Backers of a giant Pilbara wind and solar farm that will send electricity to Indonesia also want to power local industry and produce hydrogen.

Pilbara green energy hub looks to WA market
Photo by Jason Blackeye / Unsplash

This story was originally published in The West Australian on 1 May 2018 with the headline "Pilbara wind hub eyes local market." © Peter Milne.

Backers of a giant Pilbara wind and solar farm that will send electricity to Indonesia also want to power local industry and produce hydrogen through a 50 per cent capacity increase which bolsters the project’s budget to about $20 billion.

The Asian Renewable Energy Hub plans to install six gigawatts of wind generation, from about 1250 turbines, and 3GW of solar panels on a 6400sqkm East Pilbara site. The hub’s backers, wind farm investor CWP Energy Asia, privately owned Intercontinental Energy, and Danish wind turbine manufacturer Vestas, are targeting a final investment decision in 2020 or 2021.

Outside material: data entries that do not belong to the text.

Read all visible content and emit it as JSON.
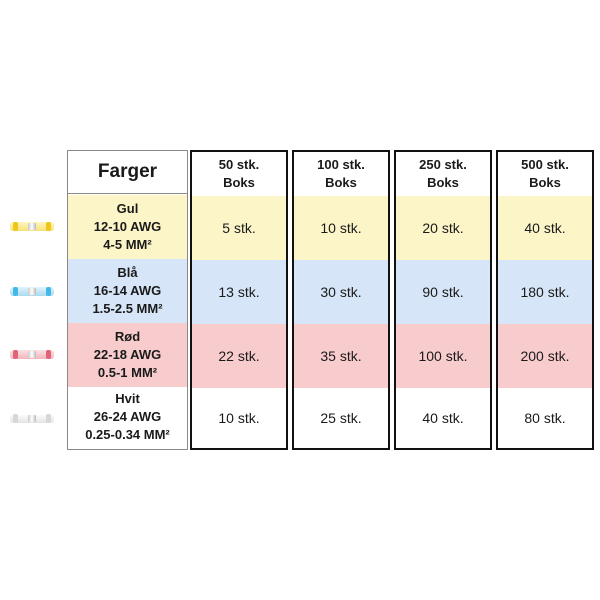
{
  "table": {
    "first_header": "Farger",
    "rows": [
      {
        "line1": "Gul",
        "line2": "12-10 AWG",
        "line3": "4-5 MM²"
      },
      {
        "line1": "Blå",
        "line2": "16-14 AWG",
        "line3": "1.5-2.5 MM²"
      },
      {
        "line1": "Rød",
        "line2": "22-18 AWG",
        "line3": "0.5-1 MM²"
      },
      {
        "line1": "Hvit",
        "line2": "26-24 AWG",
        "line3": "0.25-0.34 MM²"
      }
    ],
    "columns": [
      {
        "h1": "50 stk.",
        "h2": "Boks",
        "values": [
          "5 stk.",
          "13 stk.",
          "22 stk.",
          "10 stk."
        ]
      },
      {
        "h1": "100 stk.",
        "h2": "Boks",
        "values": [
          "10 stk.",
          "30 stk.",
          "35 stk.",
          "25 stk."
        ]
      },
      {
        "h1": "250 stk.",
        "h2": "Boks",
        "values": [
          "20 stk.",
          "90 stk.",
          "100 stk.",
          "40 stk."
        ]
      },
      {
        "h1": "500 stk.",
        "h2": "Boks",
        "values": [
          "40 stk.",
          "180 stk.",
          "200 stk.",
          "80 stk."
        ]
      }
    ]
  },
  "connector_icons": [
    {
      "name": "yellow-connector-icon",
      "color": "#f5d43a"
    },
    {
      "name": "blue-connector-icon",
      "color": "#4fb3e6"
    },
    {
      "name": "red-connector-icon",
      "color": "#e2707a"
    },
    {
      "name": "white-connector-icon",
      "color": "#e4e4e4"
    }
  ]
}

The initial plan was to only send power to Java, Indonesia’s most populous island, through two high voltage direct current subsea cables.

The extra generation could power mines, minerals processing or the splitting of water into hydrogen and oxygen using electrolysis. Hydrogen produced by renewable energy is attracting increasing interest as a greenhouse-friendly fuel.

CWP business development manager Andrew Dickson said exporting power would cost about $15 billion, including the subsea cables, and the domestic generation and overhead transmission lines about $5 billion.

He said the 3GW capacity to Java would export an average of 2.1GW over a year and 2GW of overhead transmission capacity would deliver an average of 1.2GW to the Pilbara.